Capítulo Oito: Nada é Mais Prazeroso (Agradecimentos pelo generoso apoio de Jajun)

Mundos Infinitos: Minhas Habilidades São Irreverentes Não é Mário. 2372 palavras 2026-01-29 16:49:03

Quando o capitão da cavalaria percebeu que o moral de suas tropas vacilava, reuniu coragem e gritou: “Arqueiros, preparem-se.”
Os soldados de infantaria que cercavam a arena se organizaram em duas fileiras, permitindo que os arqueiros avançassem e, com arcos tensionados, mirassem nos que estavam sobre o tablado.

Chu Pingsheng franziu a testa. Diante daquela situação, não sentia medo algum; se quisesse partir, ninguém poderia detê-lo.

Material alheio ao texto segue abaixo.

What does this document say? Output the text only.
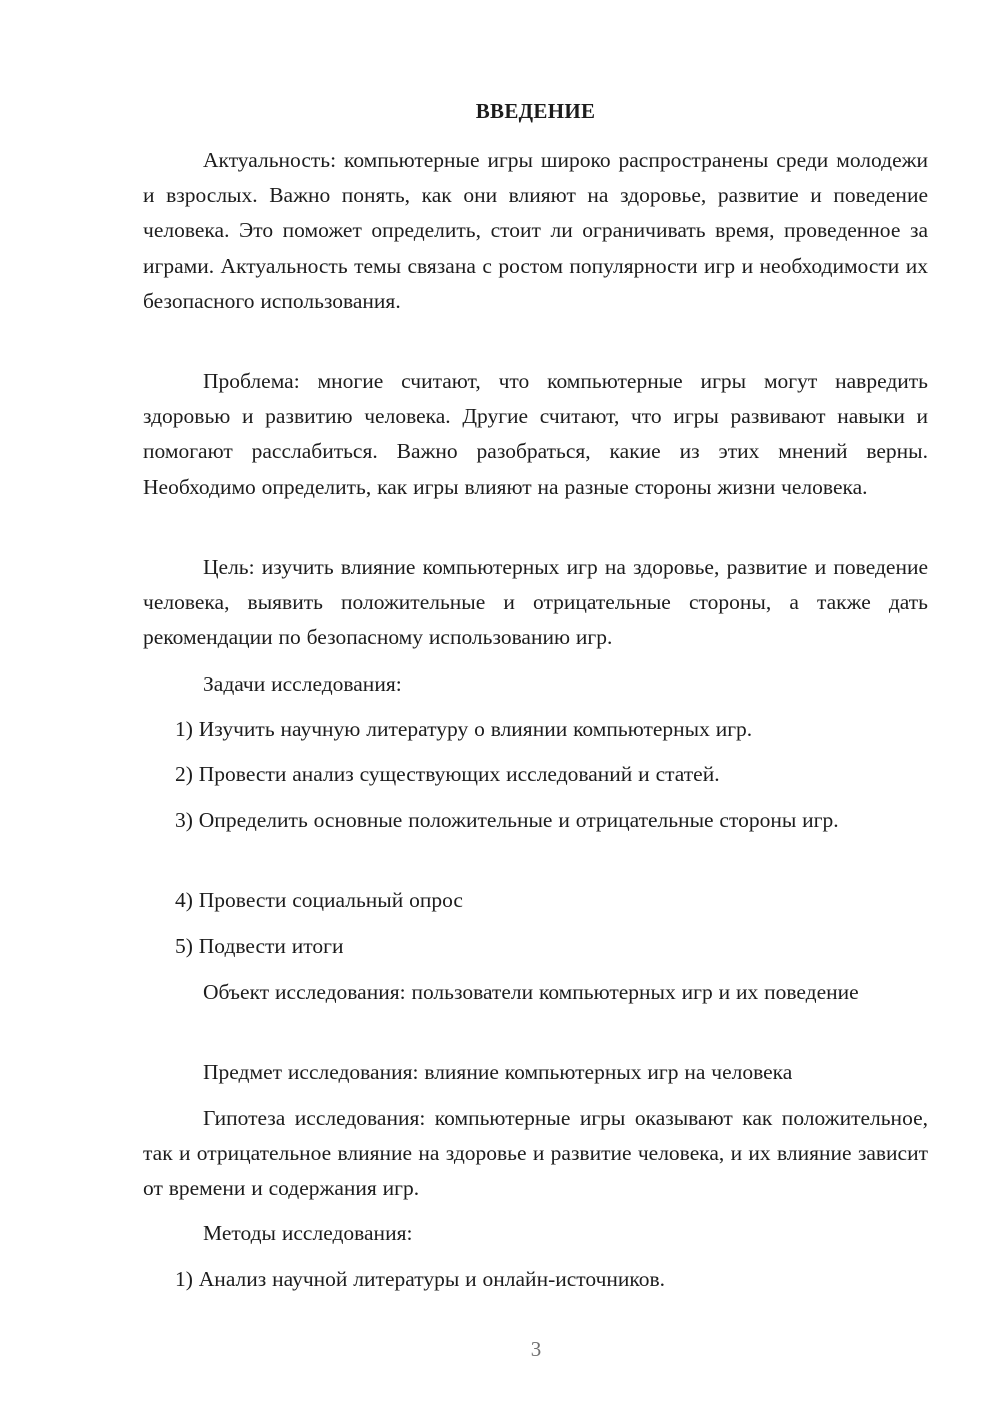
ВВЕДЕНИЕ

Актуальность: компьютерные игры широко распространены среди молодежи и взрослых. Важно понять, как они влияют на здоровье, развитие и поведение человека. Это поможет определить, стоит ли ограничивать время, проведенное за играми. Актуальность темы связана с ростом популярности игр и необходимости их безопасного использования.

Проблема: многие считают, что компьютерные игры могут навредить здоровью и развитию человека. Другие считают, что игры развивают навыки и помогают расслабиться. Важно разобраться, какие из этих мнений верны. Необходимо определить, как игры влияют на разные стороны жизни человека.

Цель: изучить влияние компьютерных игр на здоровье, развитие и поведение человека, выявить положительные и отрицательные стороны, а также дать рекомендации по безопасному использованию игр.

Задачи исследования:

1) Изучить научную литературу о влиянии компьютерных игр.

2) Провести анализ существующих исследований и статей.

3) Определить основные положительные и отрицательные стороны игр.

4) Провести социальный опрос

5) Подвести итоги

Объект исследования: пользователи компьютерных игр и их поведение

Предмет исследования: влияние компьютерных игр на человека

Гипотеза исследования: компьютерные игры оказывают как положительное, так и отрицательное влияние на здоровье и развитие человека, и их влияние зависит от времени и содержания игр.

Методы исследования:

1) Анализ научной литературы и онлайн-источников.

3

No entanto, Yang Tiexin e sua filha não tinham a mesma sorte. Capturar o líder para subjugar os demais era uma boa estratégia, mas ele não dominava técnicas de leveza corporal e seu veneno estava esgotado, precisando de tempo para se recuperar. Bastava Liang Ziwen levar Wanyan Honglie para os telhados ao redor e ele, apenas observando do chão, nada poderia fazer para impedir, limitado à impotência.

Era imprescindível aprender alguma arte marcial externa, especialmente habilidades ágeis, para ser tanto ofensivo quanto defensivo, livre para agir nas montanhas ou nas águas, atravessando rios e vales sem restrições, fazendo o que bem quisesse.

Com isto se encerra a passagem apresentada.